Graham Hoinville. Pic by B Team Rally MediaGraham Hoinville died peacefully at home on July 15 2019, aged 90 years.

The membership of the HRA is saddened by the passing of Graham Hoinville this week. It is unlikely there was anyone more respected and revered in Australian motorsport than Graham Hoinville.

Graham received a medal of the Order of Australia (OAM) in the Queens Birthday honours list in 2011, some 40 years after receiving his much cherished CAMS Award of Merit.

As a competitor Hoinville was incredibly successful. He started racing and rallying in 1949 firstly in a 1939 Singer and later an MG TC which ended up being supercharged.  That supercharger was the one used on H. Firth’s Cortina in the 1968 Australian Rally Championship, which they won.

The partnership with H. Firth won them the 1953 Alpine Rally (one of their first events together), the  first  Southern Cross Rally in 1966, came 8th in the London – Sydney Marathon and were the only Australian Ford Falcon to finish the 1962 East African Safari.
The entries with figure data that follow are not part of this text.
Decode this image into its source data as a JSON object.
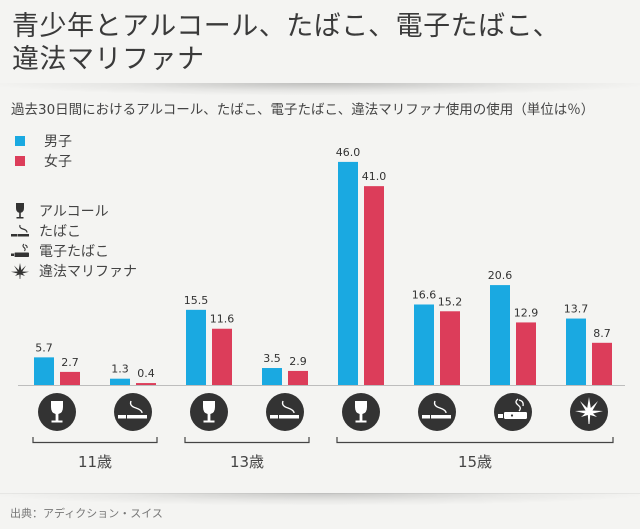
{
  "header": {
    "title_line1": "青少年とアルコール、たばこ、電子たばこ、",
    "title_line2": "違法マリファナ"
  },
  "subtitle": "過去30日間におけるアルコール、たばこ、電子たばこ、違法マリファナ使用の使用（単位は％）",
  "legend": {
    "series": [
      {
        "label": "男子",
        "color": "#1aa9e1"
      },
      {
        "label": "女子",
        "color": "#dc3d5a"
      }
    ],
    "icons": [
      {
        "icon": "wine-glass-icon",
        "label": "アルコール"
      },
      {
        "icon": "cigarette-icon",
        "label": "たばこ"
      },
      {
        "icon": "e-cigarette-icon",
        "label": "電子たばこ"
      },
      {
        "icon": "cannabis-leaf-icon",
        "label": "違法マリファナ"
      }
    ]
  },
  "source": "出典：アディクション・スイス",
  "colors": {
    "boys": "#1aa9e1",
    "girls": "#dc3d5a",
    "icon_bg": "#333333",
    "axis": "#bdbdbd",
    "bracket": "#444444"
  },
  "chart_data": {
    "type": "bar",
    "title": "青少年とアルコール、たばこ、電子たばこ、違法マリファナ",
    "subtitle": "過去30日間におけるアルコール、たばこ、電子たばこ、違法マリファナ使用の使用（単位は％）",
    "xlabel": "",
    "ylabel": "%",
    "ylim": [
      0,
      50
    ],
    "grid": false,
    "legend_position": "top-left",
    "categories": [
      {
        "age": "11歳",
        "substance": "アルコール",
        "icon": "wine-glass-icon"
      },
      {
        "age": "11歳",
        "substance": "たばこ",
        "icon": "cigarette-icon"
      },
      {
        "age": "13歳",
        "substance": "アルコール",
        "icon": "wine-glass-icon"
      },
      {
        "age": "13歳",
        "substance": "たばこ",
        "icon": "cigarette-icon"
      },
      {
        "age": "15歳",
        "substance": "アルコール",
        "icon": "wine-glass-icon"
      },
      {
        "age": "15歳",
        "substance": "たばこ",
        "icon": "cigarette-icon"
      },
      {
        "age": "15歳",
        "substance": "電子たばこ",
        "icon": "e-cigarette-icon"
      },
      {
        "age": "15歳",
        "substance": "違法マリファナ",
        "icon": "cannabis-leaf-icon"
      }
    ],
    "groups": [
      {
        "label": "11歳",
        "start": 0,
        "end": 1
      },
      {
        "label": "13歳",
        "start": 2,
        "end": 3
      },
      {
        "label": "15歳",
        "start": 4,
        "end": 7
      }
    ],
    "series": [
      {
        "name": "男子",
        "values": [
          5.7,
          1.3,
          15.5,
          3.5,
          46.0,
          16.6,
          20.6,
          13.7
        ],
        "labels": [
          "5.7",
          "1.3",
          "15.5",
          "3.5",
          "46.0",
          "16.6",
          "20.6",
          "13.7"
        ]
      },
      {
        "name": "女子",
        "values": [
          2.7,
          0.4,
          11.6,
          2.9,
          41.0,
          15.2,
          12.9,
          8.7
        ],
        "labels": [
          "2.7",
          "0.4",
          "11.6",
          "2.9",
          "41.0",
          "15.2",
          "12.9",
          "8.7"
        ]
      }
    ]
  }
}
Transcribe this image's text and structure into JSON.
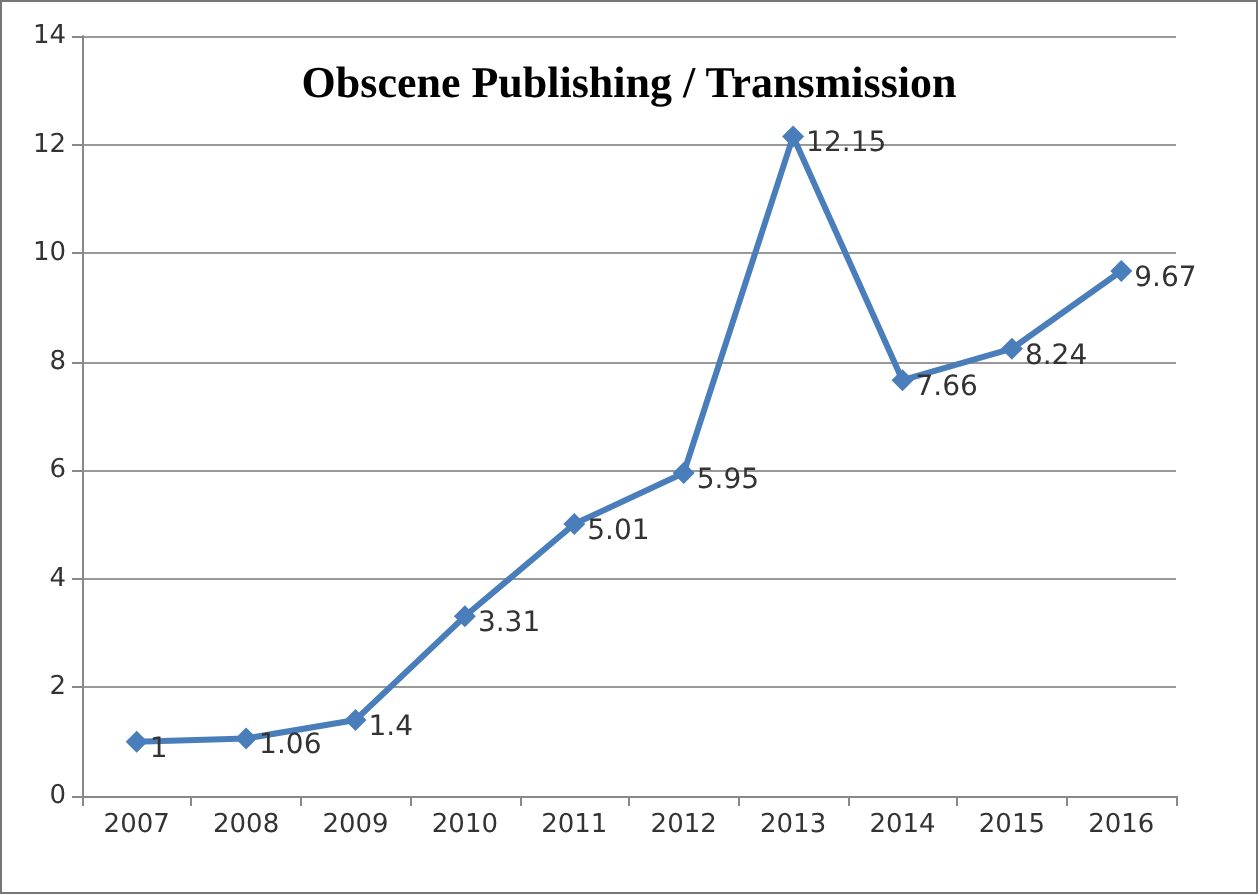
{
  "chart_data": {
    "type": "line",
    "title": "Obscene Publishing / Transmission",
    "categories": [
      "2007",
      "2008",
      "2009",
      "2010",
      "2011",
      "2012",
      "2013",
      "2014",
      "2015",
      "2016"
    ],
    "series": [
      {
        "color": "#4a7ebb",
        "values": [
          1,
          1.06,
          1.4,
          3.31,
          5.01,
          5.95,
          12.15,
          7.66,
          8.24,
          9.67
        ]
      }
    ],
    "ylim": [
      0,
      14
    ],
    "yticks": [
      0,
      2,
      4,
      6,
      8,
      10,
      12,
      14
    ],
    "grid": "y",
    "marker": "diamond",
    "line_style": "solid",
    "data_labels": true
  }
}
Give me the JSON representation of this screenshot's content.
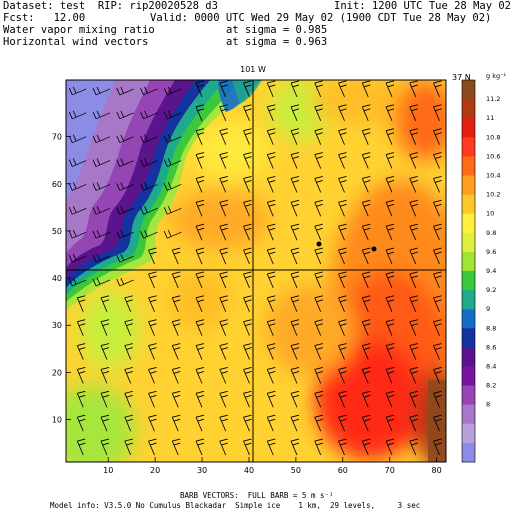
{
  "header": {
    "dataset": "Dataset: test  RIP: rip20020528 d3",
    "init": "Init: 1200 UTC Tue 28 May 02",
    "fcst": "Fcst:   12.00",
    "valid": "Valid: 0000 UTC Wed 29 May 02 (1900 CDT Tue 28 May 02)",
    "field1": "Water vapor mixing ratio",
    "field1_level": "at sigma = 0.985",
    "field2": "Horizontal wind vectors",
    "field2_level": "at sigma = 0.963"
  },
  "map": {
    "longitude_label": "101 W",
    "latitude_label": "37 N",
    "x_ticks": [
      "10",
      "20",
      "30",
      "40",
      "50",
      "60",
      "70",
      "80"
    ],
    "y_ticks": [
      "10",
      "20",
      "30",
      "40",
      "50",
      "60",
      "70"
    ],
    "x_range": [
      1,
      82
    ],
    "y_range": [
      1,
      82
    ]
  },
  "colorbar": {
    "unit": "g kg⁻¹",
    "labels": [
      "11.2",
      "11",
      "10.8",
      "10.6",
      "10.4",
      "10.2",
      "10",
      "9.8",
      "9.6",
      "9.4",
      "9.2",
      "9",
      "8.8",
      "8.6",
      "8.4",
      "8.2",
      "8"
    ],
    "colors": [
      "#8b4a1e",
      "#b03a12",
      "#e01e12",
      "#ff3a1e",
      "#ff6a14",
      "#ff9e1e",
      "#ffc828",
      "#fff03c",
      "#dcf03c",
      "#9ee632",
      "#3cc83c",
      "#1eaa8c",
      "#146ec8",
      "#1432a0",
      "#5a148c",
      "#7814a0",
      "#9646b4",
      "#a878c8",
      "#b8a0dc",
      "#8c8ce6"
    ]
  },
  "footer": {
    "barb_note": "BARB VECTORS:  FULL BARB = 5 m s⁻¹",
    "model_info": "Model info: V3.5.0 No Cumulus Blackadar  Simple ice    1 km,  29 levels,     3 sec"
  }
}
They were 16th from a field of 107, at their first attempt.

Hoinville worked for BP as a lubricants engineer for many years and ironically it was the BP Rally where H. Firth scored 2 hard won victories without Hoinville.  Graham was for many years on the organising team rather than a competitor so there could be no whiff of conflict of interest between employee and event sponsor. Hoinville and Firth competed together in the forerunner of the BP Rallies, the Sun Rallies held from 1953 to 1957. The Sun and the BP were organized by D.K.Thomson. Given that Hoinville, with DKT were so synonymous with organizing those BP rallies, some may be surprised to learn that Hoinville did compete in the first BP rally in 1958 with Firth.

When the Australian Automobile Association withdrew from controlling motorsport suddenly, Graham, a well regarded engineer, found himself Chairman of the Technical Committee of the newly founded CAMS.

Hoinville sat on the Historics commission for 27 years and was instrumental in the creation of the CAMS judicial system, which in turn saw the establishment of the CAMS Eligibility Committee. He was its chair for more than 30 years.

Though giving rallies away in 1968, Graham continued to compete in Mud Trials, Motorkhana’s, Hillclimbs and Historic motorsport events well in to this century, in a variety of cars, including an Elfin.

The HRA extends sympathy and sincere thanks for Graham’s life to his wife Dorothea, four children Greg, Karen, Jeff and Steve and eight grandchildren.  The family’s announcement of Graham Hoinville’s passing in the Age newspaper ended simply with “A full and uncomplicated life.”

Memorial Details:

A Memorial Service to celebrate the Life of Graham Keith Hoinville will be held on MONDAY July 22, 2019  at 2.00 p.m.in at  Tobin Brothers Reflections of Life Chapel, 816 Doncaster Road, Doncaster. (corner of D’Arcy Street)

Please join the family for refreshments at the conclusion of the service.

In lieu of flowers, donations may be made to Dementia Australia. Envelopes will be available at the chapel.